Kitab mahakarya Menantu KH. Hasyim Asy'ari dari putrinyya Khoiriyyah ini jika diteliti ternyata sistematikan terdapat makna filosofi begitu tinggi. Salah satunya filosofi tentang pendidikan karakter sebagaimana tertuang dalam fi’il tsulasi mujarrad seperti dalam enam kalimat awal setelah wazan فعل - يفعل yakni نصر- ضرب - فتح -علم - حسن - حسب yang bermakna

“Pada awalnya sang santri yang menuntut ilmu ditolong oleh orang tuanya ( ﻧَﺼَﺮَ), sesampainya di pondok pesantren ia dipukul dan dididik ( ﺿَﺮَﺏَ). Kemudian setelah tersakiti dari dipukul, maka hatinya akan terbuka ( ﻓَﺘَﺢَ). Kemudian barulah ia akan menjadi orang yang mengetahui/pintar ( ﻋَﻠِﻢَ) dan yang menuntutnya agar berbuat baik ( ﺣَﺴُﻦَ). Seraya  berharap masuk surga di sisi Allah SWT (ﺣَﺴِﺐَ)."

Dan sistematika diatas dirangkum dalam bait:

ﻓَﺘْﺢُ ﺿَﻢٍّ ﻓَﺘْﺢُ ﻛَﺴْﺮٍ ﻓَﺘْﺤَﺘَﺎﻥِ * ﻛَﺴْﺮُ ﻓَﺘْﺢٍ ﺿَﻢُّ ﺿَﻢٍّﻛَﺴْﺮَﺗَﺎﻥِ


Pengarang kitab Ilmu Sharaf legendaris ini berasal Kota Pudak, Gresik. Awal pendidikannya diasuh oleh ayahnya sendiri kemudian melanjutkan ke Tebuireng. Kedatangannya ke sana juga disusul oleh adik kandungnya, KH. Adlan Ali yang kelak atas inisiatif Hadratus Syeikh, mendirikan Pondok Putri Wali Songo depan Pabrik Gula Cukir, Jombang.

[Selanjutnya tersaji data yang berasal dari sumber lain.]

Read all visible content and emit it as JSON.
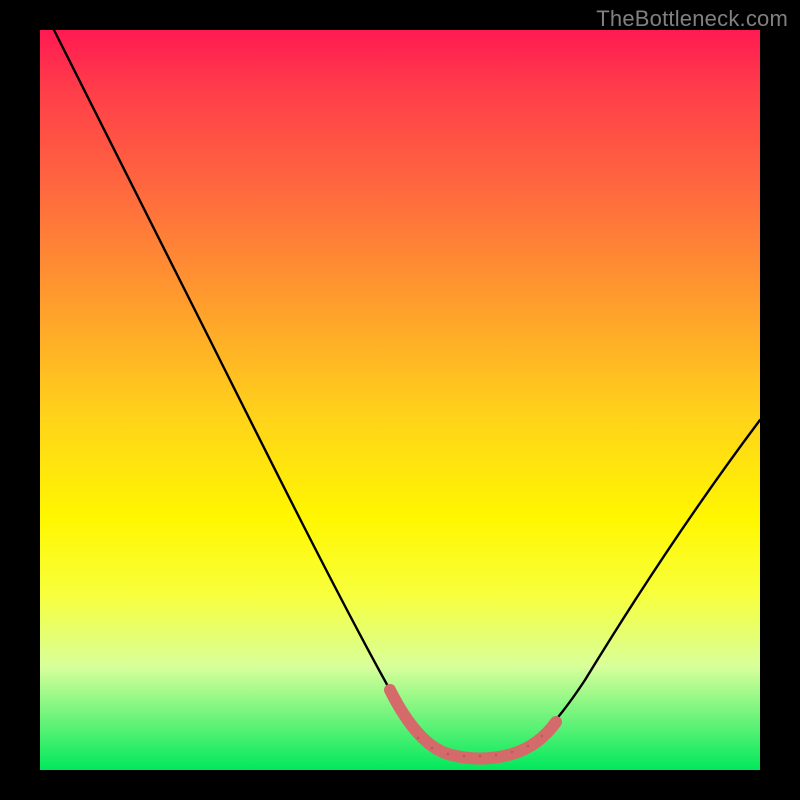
{
  "watermark": "TheBottleneck.com",
  "chart_data": {
    "type": "line",
    "title": "",
    "xlabel": "",
    "ylabel": "",
    "xlim": [
      0,
      100
    ],
    "ylim": [
      0,
      100
    ],
    "x_axis_visible": false,
    "y_axis_visible": false,
    "background_gradient": [
      "#ff1a52",
      "#ff6a3e",
      "#ffd21a",
      "#fff700",
      "#00e85c"
    ],
    "series": [
      {
        "name": "bottleneck-curve",
        "color": "#000000",
        "x": [
          2,
          10,
          20,
          30,
          40,
          48,
          52,
          56,
          60,
          64,
          70,
          78,
          88,
          100
        ],
        "y": [
          100,
          86,
          69,
          52,
          34,
          16,
          6,
          2,
          2,
          2,
          6,
          18,
          34,
          53
        ]
      },
      {
        "name": "optimal-range-marker",
        "color": "#d46a6a",
        "x": [
          48,
          52,
          56,
          60,
          64,
          68
        ],
        "y": [
          13,
          4,
          2,
          2,
          2,
          5
        ]
      }
    ],
    "notes": "Axes unlabeled in source image; x and y are normalized 0-100. y=0 is the green bottom (optimal), y=100 is the red top (severe bottleneck). Curve left branch starts near top-left and descends steeply; flat minimum around x=54-66; right branch climbs to ~y=53 at right edge."
  }
}
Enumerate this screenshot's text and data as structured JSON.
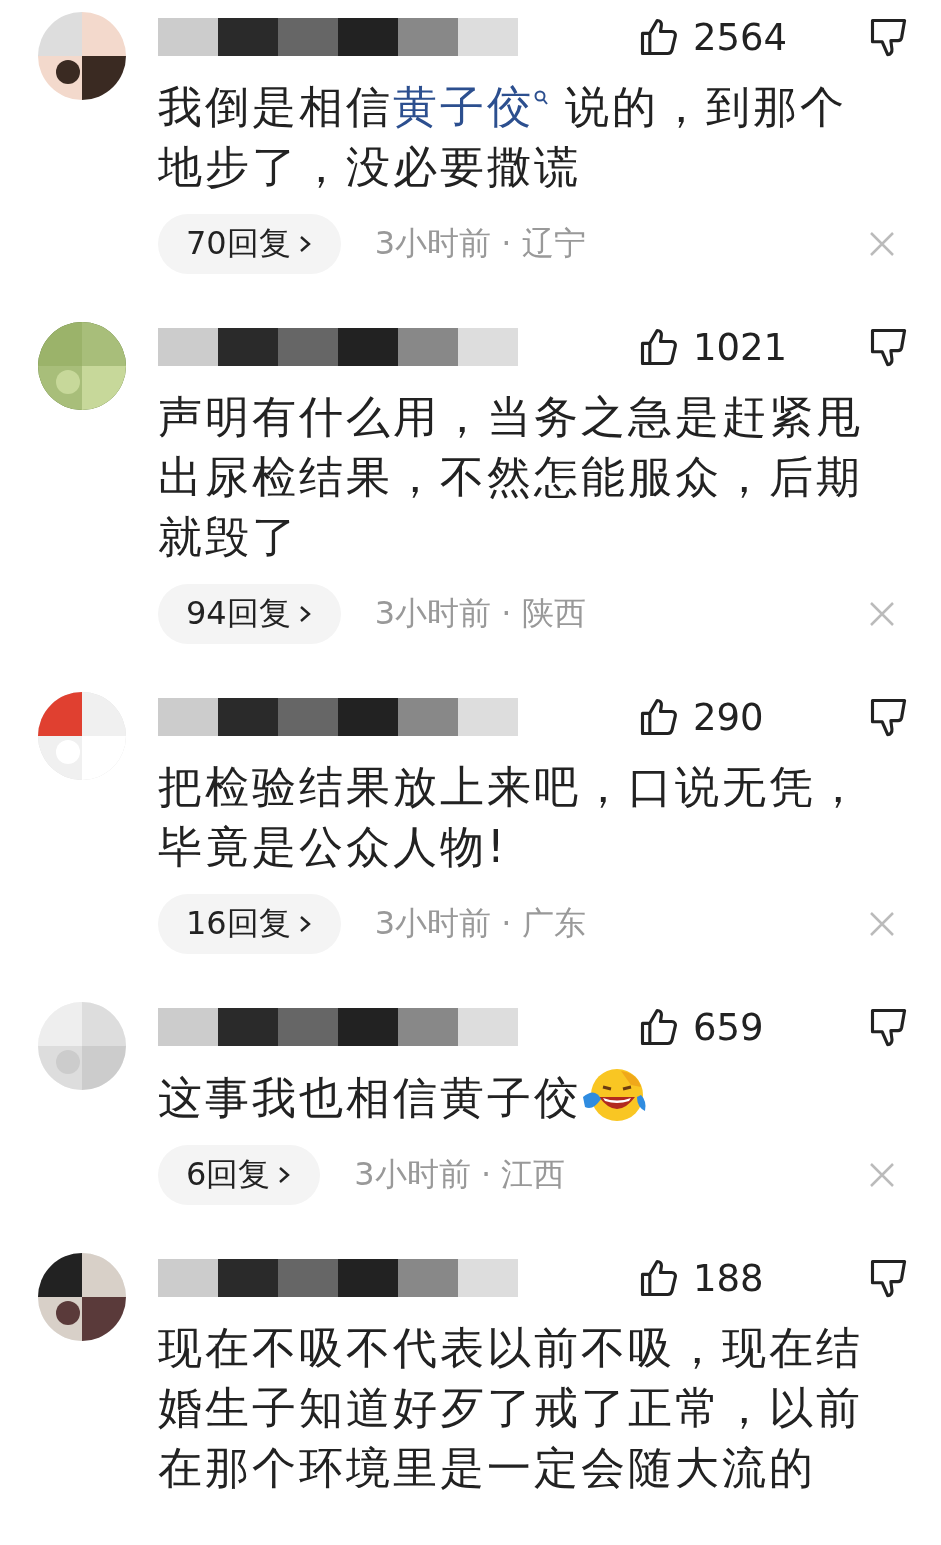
{
  "comments": [
    {
      "likes": "2564",
      "text": [
        {
          "kind": "plain",
          "text": "我倒是相信"
        },
        {
          "kind": "link",
          "text": "黄子佼"
        },
        {
          "kind": "plain",
          "text": " 说的，到那个地步了，没必要撒谎"
        }
      ],
      "replies": "70回复",
      "time": "3小时前 · 辽宁"
    },
    {
      "likes": "1021",
      "text": [
        {
          "kind": "plain",
          "text": "声明有什么用，当务之急是赶紧甩出尿检结果，不然怎能服众，后期就毁了"
        }
      ],
      "replies": "94回复",
      "time": "3小时前 · 陕西"
    },
    {
      "likes": "290",
      "text": [
        {
          "kind": "plain",
          "text": "把检验结果放上来吧，口说无凭，毕竟是公众人物!"
        }
      ],
      "replies": "16回复",
      "time": "3小时前 · 广东"
    },
    {
      "likes": "659",
      "text": [
        {
          "kind": "plain",
          "text": "这事我也相信黄子佼"
        },
        {
          "kind": "emoji"
        }
      ],
      "replies": "6回复",
      "time": "3小时前 · 江西"
    },
    {
      "likes": "188",
      "text": [
        {
          "kind": "plain",
          "text": "现在不吸不代表以前不吸，现在结婚生子知道好歹了戒了正常，以前在那个环境里是一定会随大流的"
        }
      ]
    }
  ]
}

Setelah lama mengabdi di Tebuireng beliau berhijrah ke Dusun Seblak, 300 meter sebelah Barat Tebuireng yang di kala itu masyarakatnya masih banyak yang melakukan kemungkaran, seperti warga Tebuireng di masa lampau sebelum Kyai Hasyim mendirikan pesantren.

Pada tahun 1913, ketika usianya baru 26 tahun, beliau mendirikan sebuah rumah sederhana yang terbuat dari bambu yang berkembang menjadi pondok dan masjid dan berkembang cukup pesat.
Meski sudah berhasil mendirikan pondok, tetapi beliau tetap istiqomah mengajar di Madrasah Salafiyah Syafiiyah Tebuireng, membantu Hadratus Syeikh mendidik santri.

Selain mahir dalam ilmu gramatikal arab dalam Amsila At-Tasrifiyyah, beliau juga memiliki karya lain seperti Fathul Qadir. Kitab pertama di Nusantara yang menerangkan ukuran dan takaran Arab dalam bahasa Indonesia. Kitab ini diterbitkan Salim Nabhan Surabaya pada tahun 1920-an, ketika beliau masih hidup. Jumlah halamannya lumayan tipis tapi lengkap. Kitab ini juga tidak sulit ditemukan di pasaran.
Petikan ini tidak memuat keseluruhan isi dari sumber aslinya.